A History of Media
by
Book Details
About the Book
The conception - day gift includes a means of storing information (memory) and of transmitting information (speech). Memory & Speech could thus be considered as a first generation of media. However, natural selection can explain our evolution only to a hunter - gatherer society. How have we managed the transitions over historical time to an agricultural, an industrial, and now an information society? We have learned how to extend our nervous systems by storing information (Print & Film - second generation), by transmitting information (Telephone & Television - third generation), and by both storing and transmitting information outside our bodies (Multimedia & Internet - fourth generation). A History of Media tells this story of the co-evolution of the person and media as extensions.

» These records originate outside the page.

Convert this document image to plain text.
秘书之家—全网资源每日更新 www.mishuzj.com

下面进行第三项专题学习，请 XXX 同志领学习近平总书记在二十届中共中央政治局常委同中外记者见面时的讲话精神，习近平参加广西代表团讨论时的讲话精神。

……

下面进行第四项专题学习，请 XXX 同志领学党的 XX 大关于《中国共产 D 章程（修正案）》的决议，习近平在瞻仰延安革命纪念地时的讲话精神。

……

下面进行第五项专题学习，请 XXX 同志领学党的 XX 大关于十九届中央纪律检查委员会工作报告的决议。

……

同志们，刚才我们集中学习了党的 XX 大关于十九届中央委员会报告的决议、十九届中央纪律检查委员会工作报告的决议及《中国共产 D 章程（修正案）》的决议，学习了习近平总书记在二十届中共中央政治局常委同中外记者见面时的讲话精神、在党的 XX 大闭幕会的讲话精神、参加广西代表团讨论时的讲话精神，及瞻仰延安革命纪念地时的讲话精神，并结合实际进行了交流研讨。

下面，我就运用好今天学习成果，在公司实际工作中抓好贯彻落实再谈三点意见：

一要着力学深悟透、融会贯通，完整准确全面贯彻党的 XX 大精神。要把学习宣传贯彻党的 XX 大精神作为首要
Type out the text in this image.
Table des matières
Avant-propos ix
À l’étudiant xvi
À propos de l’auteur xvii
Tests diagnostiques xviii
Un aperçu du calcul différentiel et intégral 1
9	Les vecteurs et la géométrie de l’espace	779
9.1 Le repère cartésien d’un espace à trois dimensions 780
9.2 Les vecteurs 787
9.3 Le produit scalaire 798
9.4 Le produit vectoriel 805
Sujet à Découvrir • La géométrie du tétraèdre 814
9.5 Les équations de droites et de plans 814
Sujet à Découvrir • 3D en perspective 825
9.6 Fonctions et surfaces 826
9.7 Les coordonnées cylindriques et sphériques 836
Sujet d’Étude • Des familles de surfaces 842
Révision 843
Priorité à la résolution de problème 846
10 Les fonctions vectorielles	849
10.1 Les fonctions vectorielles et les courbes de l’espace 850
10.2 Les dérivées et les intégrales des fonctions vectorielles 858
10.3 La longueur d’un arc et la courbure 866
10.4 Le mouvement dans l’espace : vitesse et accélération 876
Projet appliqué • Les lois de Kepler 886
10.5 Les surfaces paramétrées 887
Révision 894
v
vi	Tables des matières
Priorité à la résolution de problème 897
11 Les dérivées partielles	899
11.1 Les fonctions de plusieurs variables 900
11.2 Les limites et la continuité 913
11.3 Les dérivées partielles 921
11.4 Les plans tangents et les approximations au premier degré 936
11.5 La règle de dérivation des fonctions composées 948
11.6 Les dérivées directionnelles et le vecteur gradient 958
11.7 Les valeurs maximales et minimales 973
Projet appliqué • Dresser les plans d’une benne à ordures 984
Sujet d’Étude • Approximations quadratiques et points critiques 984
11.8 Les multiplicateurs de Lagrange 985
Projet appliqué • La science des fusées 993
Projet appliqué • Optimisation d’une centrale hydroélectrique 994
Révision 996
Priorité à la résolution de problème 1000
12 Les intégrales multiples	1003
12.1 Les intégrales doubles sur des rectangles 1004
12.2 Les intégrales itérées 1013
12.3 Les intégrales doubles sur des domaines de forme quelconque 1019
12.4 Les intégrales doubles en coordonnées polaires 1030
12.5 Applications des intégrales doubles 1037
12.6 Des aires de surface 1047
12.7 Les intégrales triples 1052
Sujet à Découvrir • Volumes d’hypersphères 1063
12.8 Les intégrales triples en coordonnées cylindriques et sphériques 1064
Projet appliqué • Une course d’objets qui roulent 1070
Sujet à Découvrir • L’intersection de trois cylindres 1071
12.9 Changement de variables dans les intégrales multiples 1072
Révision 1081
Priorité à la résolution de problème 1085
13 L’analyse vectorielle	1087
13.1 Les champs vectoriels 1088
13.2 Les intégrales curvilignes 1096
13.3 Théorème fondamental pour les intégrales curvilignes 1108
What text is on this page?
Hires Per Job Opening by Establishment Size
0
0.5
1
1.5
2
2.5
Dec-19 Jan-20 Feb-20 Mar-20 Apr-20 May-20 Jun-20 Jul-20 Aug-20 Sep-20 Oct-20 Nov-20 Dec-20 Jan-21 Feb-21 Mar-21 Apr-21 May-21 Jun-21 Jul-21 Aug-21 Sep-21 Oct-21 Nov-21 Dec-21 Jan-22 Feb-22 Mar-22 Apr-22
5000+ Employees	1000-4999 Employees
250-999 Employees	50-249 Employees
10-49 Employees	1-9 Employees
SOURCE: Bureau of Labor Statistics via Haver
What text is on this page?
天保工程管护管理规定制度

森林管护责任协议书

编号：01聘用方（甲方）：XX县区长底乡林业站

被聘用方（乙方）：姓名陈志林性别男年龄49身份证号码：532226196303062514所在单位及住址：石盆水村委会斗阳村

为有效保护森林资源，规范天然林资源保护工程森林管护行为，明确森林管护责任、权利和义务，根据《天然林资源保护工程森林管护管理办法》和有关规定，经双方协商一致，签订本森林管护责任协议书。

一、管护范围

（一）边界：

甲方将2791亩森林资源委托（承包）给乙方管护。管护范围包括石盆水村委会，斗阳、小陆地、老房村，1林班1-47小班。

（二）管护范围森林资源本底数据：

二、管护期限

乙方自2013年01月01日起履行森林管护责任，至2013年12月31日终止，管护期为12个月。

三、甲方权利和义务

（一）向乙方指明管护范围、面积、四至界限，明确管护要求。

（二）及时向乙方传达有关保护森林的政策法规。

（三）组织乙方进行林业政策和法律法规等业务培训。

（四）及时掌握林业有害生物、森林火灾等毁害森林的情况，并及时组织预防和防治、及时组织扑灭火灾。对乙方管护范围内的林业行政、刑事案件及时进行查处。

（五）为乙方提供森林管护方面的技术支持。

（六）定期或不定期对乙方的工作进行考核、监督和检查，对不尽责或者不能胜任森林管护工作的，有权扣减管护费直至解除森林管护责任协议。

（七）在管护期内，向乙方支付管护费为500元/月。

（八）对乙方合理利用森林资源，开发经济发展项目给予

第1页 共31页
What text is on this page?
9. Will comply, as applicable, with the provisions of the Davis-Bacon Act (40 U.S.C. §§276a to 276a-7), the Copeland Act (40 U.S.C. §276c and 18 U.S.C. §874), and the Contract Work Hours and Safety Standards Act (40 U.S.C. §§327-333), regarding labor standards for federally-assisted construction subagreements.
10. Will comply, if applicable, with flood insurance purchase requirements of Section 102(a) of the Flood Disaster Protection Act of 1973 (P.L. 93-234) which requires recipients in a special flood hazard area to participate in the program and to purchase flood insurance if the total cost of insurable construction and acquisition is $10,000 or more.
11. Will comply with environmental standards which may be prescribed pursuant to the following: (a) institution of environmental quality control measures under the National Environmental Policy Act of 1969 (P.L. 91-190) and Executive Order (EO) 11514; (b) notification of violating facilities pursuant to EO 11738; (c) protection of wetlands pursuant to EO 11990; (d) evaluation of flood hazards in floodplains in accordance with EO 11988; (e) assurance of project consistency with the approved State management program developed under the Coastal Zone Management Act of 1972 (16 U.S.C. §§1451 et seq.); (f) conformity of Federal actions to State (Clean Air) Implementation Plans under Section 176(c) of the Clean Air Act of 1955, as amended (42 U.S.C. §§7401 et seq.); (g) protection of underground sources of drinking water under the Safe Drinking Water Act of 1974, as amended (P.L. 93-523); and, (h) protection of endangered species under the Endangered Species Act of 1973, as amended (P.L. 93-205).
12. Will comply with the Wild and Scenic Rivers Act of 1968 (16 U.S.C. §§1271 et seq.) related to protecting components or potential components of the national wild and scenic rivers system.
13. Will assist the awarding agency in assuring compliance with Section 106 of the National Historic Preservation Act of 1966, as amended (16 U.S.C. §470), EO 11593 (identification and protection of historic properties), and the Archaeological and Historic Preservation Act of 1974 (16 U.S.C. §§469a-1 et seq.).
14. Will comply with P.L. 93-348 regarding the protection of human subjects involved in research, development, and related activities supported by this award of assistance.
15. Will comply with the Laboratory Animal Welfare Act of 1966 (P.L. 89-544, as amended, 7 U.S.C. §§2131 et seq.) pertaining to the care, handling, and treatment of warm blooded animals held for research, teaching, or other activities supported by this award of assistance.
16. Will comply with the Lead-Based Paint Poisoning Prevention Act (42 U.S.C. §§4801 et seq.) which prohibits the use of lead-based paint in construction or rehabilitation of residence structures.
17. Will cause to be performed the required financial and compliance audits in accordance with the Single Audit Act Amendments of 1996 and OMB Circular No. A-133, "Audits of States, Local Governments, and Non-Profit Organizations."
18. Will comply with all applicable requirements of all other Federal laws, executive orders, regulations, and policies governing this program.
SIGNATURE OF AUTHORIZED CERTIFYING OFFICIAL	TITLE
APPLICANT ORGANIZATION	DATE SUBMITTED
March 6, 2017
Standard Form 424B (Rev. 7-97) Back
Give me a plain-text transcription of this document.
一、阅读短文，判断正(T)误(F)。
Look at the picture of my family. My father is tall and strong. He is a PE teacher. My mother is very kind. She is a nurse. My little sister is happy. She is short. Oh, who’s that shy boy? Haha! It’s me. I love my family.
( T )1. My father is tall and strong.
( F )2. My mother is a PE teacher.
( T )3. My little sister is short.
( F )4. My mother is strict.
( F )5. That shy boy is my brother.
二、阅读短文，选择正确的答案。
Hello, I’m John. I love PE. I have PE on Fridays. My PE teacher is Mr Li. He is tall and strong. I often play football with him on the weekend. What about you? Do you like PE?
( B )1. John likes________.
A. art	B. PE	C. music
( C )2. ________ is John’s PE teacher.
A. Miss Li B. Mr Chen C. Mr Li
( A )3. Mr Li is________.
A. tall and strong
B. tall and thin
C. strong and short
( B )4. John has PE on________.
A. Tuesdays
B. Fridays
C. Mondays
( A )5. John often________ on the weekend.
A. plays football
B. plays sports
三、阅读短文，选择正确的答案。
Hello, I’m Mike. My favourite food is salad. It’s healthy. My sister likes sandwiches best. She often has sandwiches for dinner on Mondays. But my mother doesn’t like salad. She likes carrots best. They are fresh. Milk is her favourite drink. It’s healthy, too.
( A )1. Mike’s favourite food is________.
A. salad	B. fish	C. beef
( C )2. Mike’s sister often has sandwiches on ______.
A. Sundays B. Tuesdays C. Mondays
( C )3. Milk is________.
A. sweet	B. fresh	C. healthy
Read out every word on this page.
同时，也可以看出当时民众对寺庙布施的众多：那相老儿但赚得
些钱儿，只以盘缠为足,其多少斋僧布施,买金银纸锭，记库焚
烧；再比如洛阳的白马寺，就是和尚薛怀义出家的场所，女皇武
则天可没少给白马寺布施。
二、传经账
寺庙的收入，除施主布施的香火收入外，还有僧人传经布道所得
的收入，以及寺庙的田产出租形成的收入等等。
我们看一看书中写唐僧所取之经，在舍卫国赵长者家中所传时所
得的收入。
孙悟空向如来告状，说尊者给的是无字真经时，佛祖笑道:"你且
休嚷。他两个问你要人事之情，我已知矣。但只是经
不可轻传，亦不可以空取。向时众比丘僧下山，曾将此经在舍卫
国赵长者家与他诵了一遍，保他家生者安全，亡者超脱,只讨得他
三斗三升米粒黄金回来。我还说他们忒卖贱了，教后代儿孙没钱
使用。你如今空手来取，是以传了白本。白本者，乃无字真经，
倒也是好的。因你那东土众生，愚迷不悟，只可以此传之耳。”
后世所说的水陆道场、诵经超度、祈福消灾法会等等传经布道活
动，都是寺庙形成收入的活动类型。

This long perspective will help us better understand our turbulent transitional times as we assimilate the fourth generation of media. This third transition will be clarified by analogy with the first and second transitions as we assimilated the second and third generations of media. The work of Harold Innis, Marshall McLuhan, and their successors in the Toronto School of Media Studies will help illuminate those transitions.
About the Author
W. Lambert Gardiner, Ph.D. (Psychology) - Cornell University, has published three textbooks in that discipline - Psychology: A Story of A Search (1970, 1974), An Invitation to Cognitive Psychology (1973), and The Psychology of Teaching (1980). His work on the Conserver Society and Information Society concepts at GAMMA, an interdisciplinary think tank, culminated in a fourth book - The Ubiquitous Chip: The Human Impact of Electronic Technology (1987). This fifth book - A History of Media - integrates psychology and media studies, which he has been teaching for 18 years in the Department of Communication Studies, Concordia University, Montreal.